Eine fachgerechte, professionelle Nachsuche ist im Falle eines schlechten Schusses obligat. Wie eine solche in der Praxis ablaufen kann, und was es im Vorfeld alles zu bedenken gibt. – Erfahrungen aus der Praxis.

Nicht allein der ferme Schweiß­hund und die moderne Ausrüstung sind Garanten für eine erfolgreiche Nachsuche, sondern auch der Hundeführer selbst. Von kurzen Totsuchen einmal ab­gesehen, können Nachsuchen unter Umständen über mehrere Kilometer in unterschiedlichsten Geländeausformungen und Vegetationsstrukturen reichen.
Solche Einsätze sind nur dann zu bewältigen, wenn sowohl der Hund als auch sein „Steuermann“ über die erforderlichen physischen Voraussetzungen verfügen und von Anbeginn gewillt sind, sich auch unvorherseh­baren Strapazen zu stellen.

Richtiges Einschätzen

Anlässlich einer Bewegungsjagd werde ich zur Nachsuche auf ein Stück Schwarzwild gerufen. Der Schütze berichtet mir, dass er einen Schuss auf einen halbspitz anwechselnden Überläufer einer gemischten Rotte ­abgegeben hat. Ohne merklich zu zeichnen, ist das Stück geflüchtet, dicht gefolgt von einem fährtenlauten Wachtelhund. Der zur Fährte gelegte Schweißhund bringt allerdings darauf die Bestätigung, dass das Stück ge­troffen worden ist.
Da das Stück nach ungefähr einem Kilometer scheinbar immer noch mit der Rotte mitzieht und kaum noch schweißt, vermute ich den Treffer im Bewegungsapparat. Entlang von Steilhanglagen und tiefen Kerbtälern queren wir mehrere potenzielle Einstände, jedoch ohne ein Tropf- oder Wundbett zu finden.
Erschöpft und dehydriert stehen wir nach weiteren eineinhalb Kilo­metern vor einer Schlucht. Die Motivation, den nach wie vor straff im ­Riemen liegenden Schweißhunden ­weiter zu folgen, hält sich in An­betracht des offensichtlich nur leicht verletzten Stückes und unserer schwindenden Kondition in engen Grenzen. Bestärkt durch die Information meines ortskundigen Begleiters, dass sich am Gegenhang eine größere Schwarz­dorneninsel befände, die erfahrungsgemäß bevorzugt von Schwarzwild als Einstand genutzt werde, beschließen wir, die Suche fortzusetzen. In der Talsohle angekommen, signalisieren mir die Hunde, dass sie von der Halsung befreit werden wollen.
Es dauert nicht lange, bis der tiefe Standlaut zu vernehmen ist.

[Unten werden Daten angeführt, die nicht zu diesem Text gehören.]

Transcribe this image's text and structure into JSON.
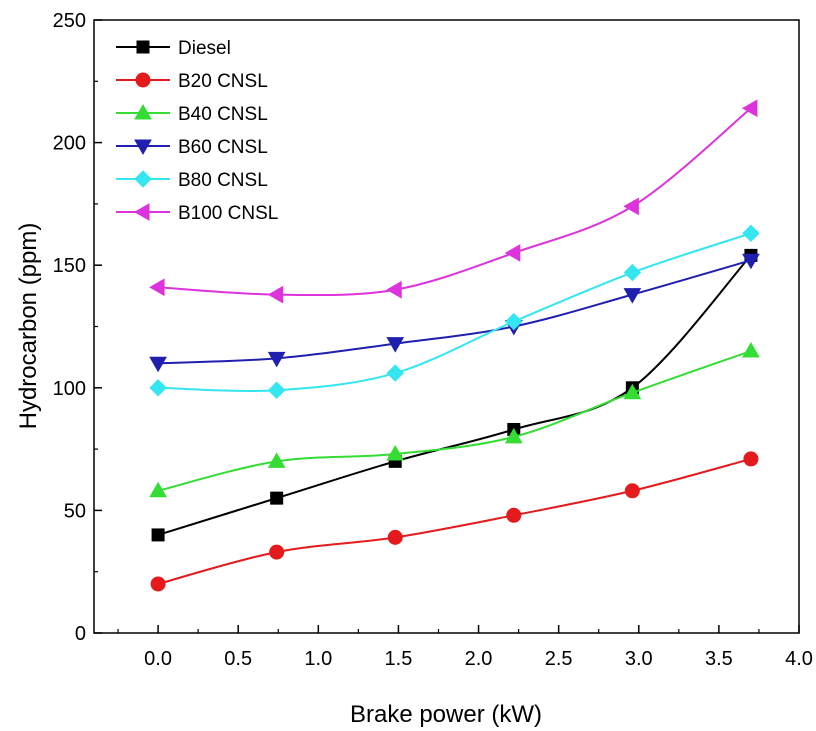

Nach sorgfältiger Prüfung des Windes arbeite ich mich auf allen Vieren im Tunnelsystem der Schwarzdornen an das gestellte Stück heran, um an einer freien Stelle – auf die Hunde und einen Kugelfang achtend – den Fangschuss antragen zu können. Es gelingt. Glücklich und erleichtert, das durch einen Streifschuss im Schulterbereich verletzte Stück zur Strecke gebracht zu haben, begeben wir uns nach der Roten Arbeit auf den Heimweg.

Verhitztes Wildbret

Es kommen aber auch Situationen vor, in denen Nachsuchen aus Bequemlichkeit und mangelnder Kondition nicht den Grundsätzen der Weidgerechtigkeit entsprachen. Von solchen möchte ich berichten:
Vor geraumer Zeit erzählte mir ein Jäger von einer Nachsuche, die sich im Anschluss an eine Bewegungsjagd ereignete. Von ihm wurde ein einzelner Überläufer beschossen, der den Schuss zwar mit einem kurzen Rucken ­quittierte, dann aber scheinbar un­verletzt flüchtete. Als es darum ging, die Nachsuche zu koordinieren, bot sich aus der Reihe der Gespanne ein mit modernstem Equipment aus­gestatteter Schweißhundeführer von korpulenter Statur an. In seinem Eifer hatte er es allerdings verabsäumt, sich über die genauen Umstände zu informieren, um Rückschlüsse auf den zu erwartenden Suchverlauf zu ziehen.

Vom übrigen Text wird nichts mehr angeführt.